Man who allegedly told migrants in packed boat he'd get them to U.K. "or kill you all" convicted of manslaughter

A man who prosecutors say agreed to pilot a small, unseaworthy boat full of migrants illegally from France to Britain, leading to the vessel capsizing and killing at least four people, was convicted Monday of manslaughter in a landmark U.K. court case. CBS News partner network BBC News said the conviction of Ibrahima Bah was the first time a migrant had been held accountable in Britain for harming fellow occupants on one of the boats that make the dangerous crossing, or sink trying.

According to Britain's Crown Prosecution Service, Bah could have turned the small inflatable boat around on the morning of Dec. 14, 2022, knowing that it was taking on water, but he decided to carry on across the English Channel. One passenger cited by the service said Bah told the migrants: "I will either take you there or kill you all." 

CPS special prosecutor Libby Clark said Bah, a Senegalese national whose precise age could not be confirmed, was offered a space for free on the boat as he volunteered to pilot it, claiming to have sailing experience.

Migrants are helped by a Royal National Lifeboat Institution lifeboat before being taken to a beach in Dungeness, on the south-east coast of England after crossing the English Channel, in a Nov. 24, 2021 file photo. BEN STANSALL/AFP/Getty

"Everyone else on the boat had paid thousands of Euros to make the tragic journey," Clark said in a statement announcing Bah's convictions on four counts of manslaughter. "The boat he piloted was never designed to undertake a crossing in the world's busiest shipping lane and would have been all but invisible to other ships."

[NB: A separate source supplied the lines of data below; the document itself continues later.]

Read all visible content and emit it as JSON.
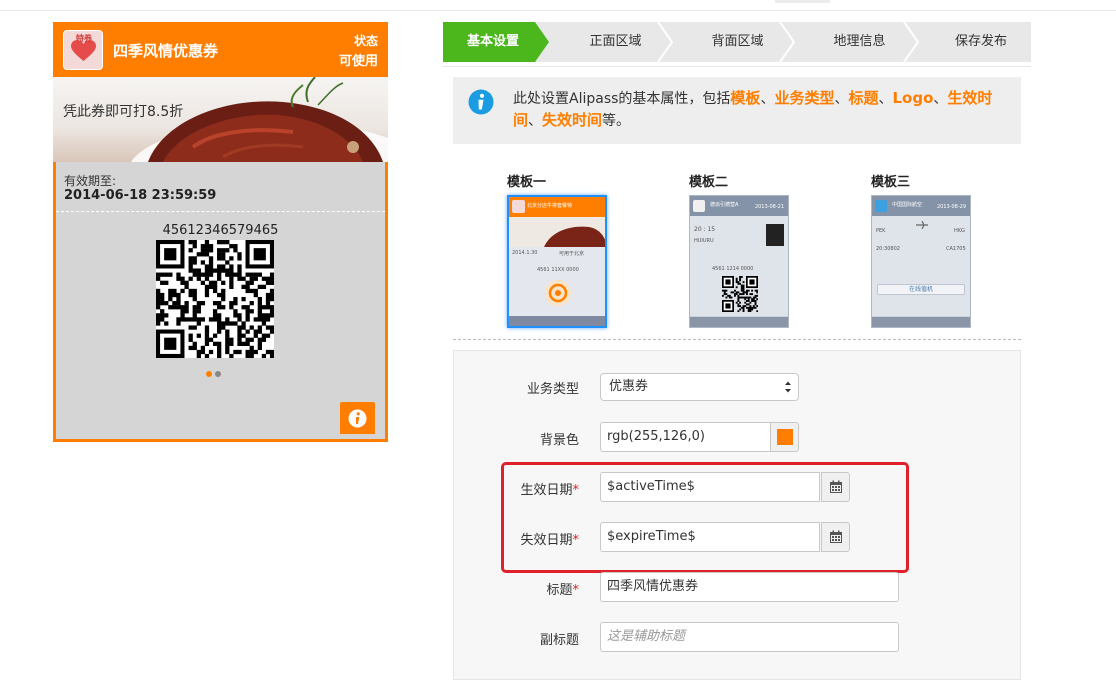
{
  "pass": {
    "title": "四季风情优惠券",
    "logo_text": "特券",
    "status_label": "状态",
    "status_value": "可使用",
    "strip_text": "凭此券即可打8.5折",
    "valid_label": "有效期至:",
    "valid_value": "2014-06-18 23:59:59",
    "code": "45612346579465",
    "accent_color": "#ff7e00",
    "icons": {
      "info": "info-icon"
    }
  },
  "steps": {
    "active_index": 0,
    "items": [
      "基本设置",
      "正面区域",
      "背面区域",
      "地理信息",
      "保存发布"
    ],
    "active_color": "#4cb61d"
  },
  "info": {
    "prefix": "此处设置Alipass的基本属性，包括",
    "k1": "模板",
    "sep1": "、",
    "k2": "业务类型",
    "sep2": "、",
    "k3": "标题",
    "sep3": "、",
    "k4": "Logo",
    "sep4": "、",
    "k5": "生效时间",
    "sep5": "、",
    "k6": "失效时间",
    "suffix": "等。"
  },
  "templates": [
    {
      "name": "模板一",
      "selected": true,
      "head_text": "北京分店牛排套餐特",
      "date": "",
      "lines": [
        "2014.1.30",
        "可用于北京",
        "4561 11XX 0000"
      ]
    },
    {
      "name": "模板二",
      "selected": false,
      "head_text": "德派引德营A",
      "date": "2013-08-21",
      "lines": [
        "20 : 15",
        "HUIURU",
        "4561 1214 0000"
      ]
    },
    {
      "name": "模板三",
      "selected": false,
      "head_text": "中国国际航空",
      "date": "2013-08-29",
      "lines": [
        "PEK",
        "HKG",
        "20:30802",
        "CA1705",
        "在线值机"
      ]
    }
  ],
  "form": {
    "business_type": {
      "label": "业务类型",
      "value": "优惠券"
    },
    "bg_color": {
      "label": "背景色",
      "value": "rgb(255,126,0)",
      "swatch": "#ff7e00"
    },
    "active_date": {
      "label": "生效日期",
      "required": "*",
      "value": "$activeTime$"
    },
    "expire_date": {
      "label": "失效日期",
      "required": "*",
      "value": "$expireTime$"
    },
    "title": {
      "label": "标题",
      "required": "*",
      "value": "四季风情优惠券"
    },
    "subtitle": {
      "label": "副标题",
      "placeholder": "这是辅助标题"
    },
    "icons": {
      "calendar": "calendar-icon",
      "dropdown": "chevron-updown-icon"
    }
  }
}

A line of migrants can be seen boarding a bus after being rescued in the English Channel, December 14, 2022, at the port in Dover, England. LEON NEAL/Getty

"There is no evidence to suggest that Bah had any training in piloting a boat like this or keeping people safe and, as the pilot, he assumed responsibility for ensuring the safety of his fellow passengers," Clark said, adding that "any reasonable person would have recognized that by piloting such an ill-equipped and overloaded boat in such dangerous circumstances, there was an obvious risk of serious harm to the passengers."

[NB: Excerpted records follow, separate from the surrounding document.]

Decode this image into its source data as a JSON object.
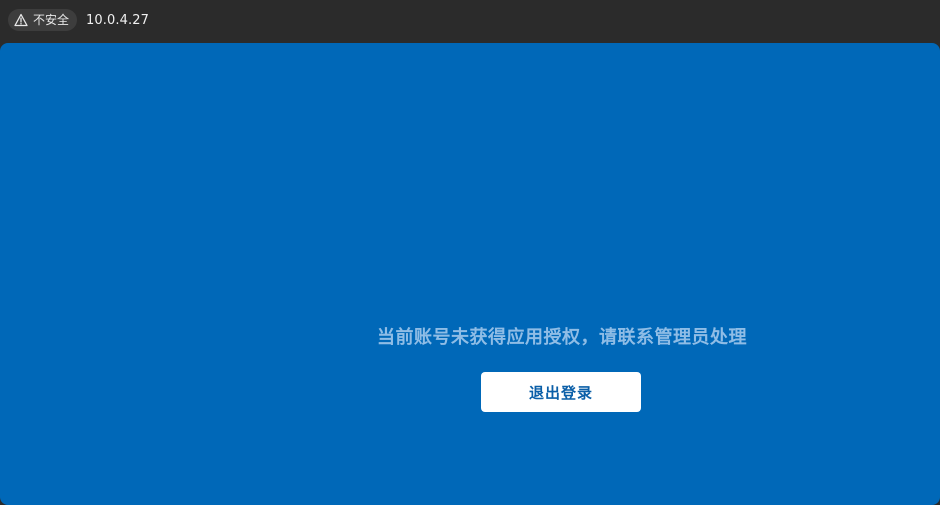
{
  "browser": {
    "security_label": "不安全",
    "security_icon": "warning-triangle-icon",
    "url": "10.0.4.27"
  },
  "page": {
    "message": "当前账号未获得应用授权，请联系管理员处理",
    "logout_label": "退出登录",
    "background_color": "#0068b8",
    "message_color": "#8fbde6",
    "button_text_color": "#0b5fa8"
  }
}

Bah claimed during the trial that he'd been forced by smugglers to make the journey with dozens of other migrants, but Clark was quoted by the BBC as saying there was "no direct evidence of Bah being assaulted [by the smugglers] other than what Bah says," which the prosecution deemed not to be a "tenable defense."

"If we consider his actions as that boat went forward, he could have refused to have got in," Clark said, according to the BBC. "He could've gone out in the boat for a small distance if he was in fear and then gone back because it was too dangerous in his opinion. But he kept going even when, after about half an hour into the voyage, that boat was taking on water and people were hearing sounds of puncturing and hissing as the boat deflated."

At least four bodies were found after a local fishing boat and coast guard vessels responded to the dinghy's distress calls. Only one of the victims has been positively identified, and at least one other person is believed to still be missing. The boat, built to carry no more than 20 people, left the shore of northern France loaded with 43 migrants, according to the CPS.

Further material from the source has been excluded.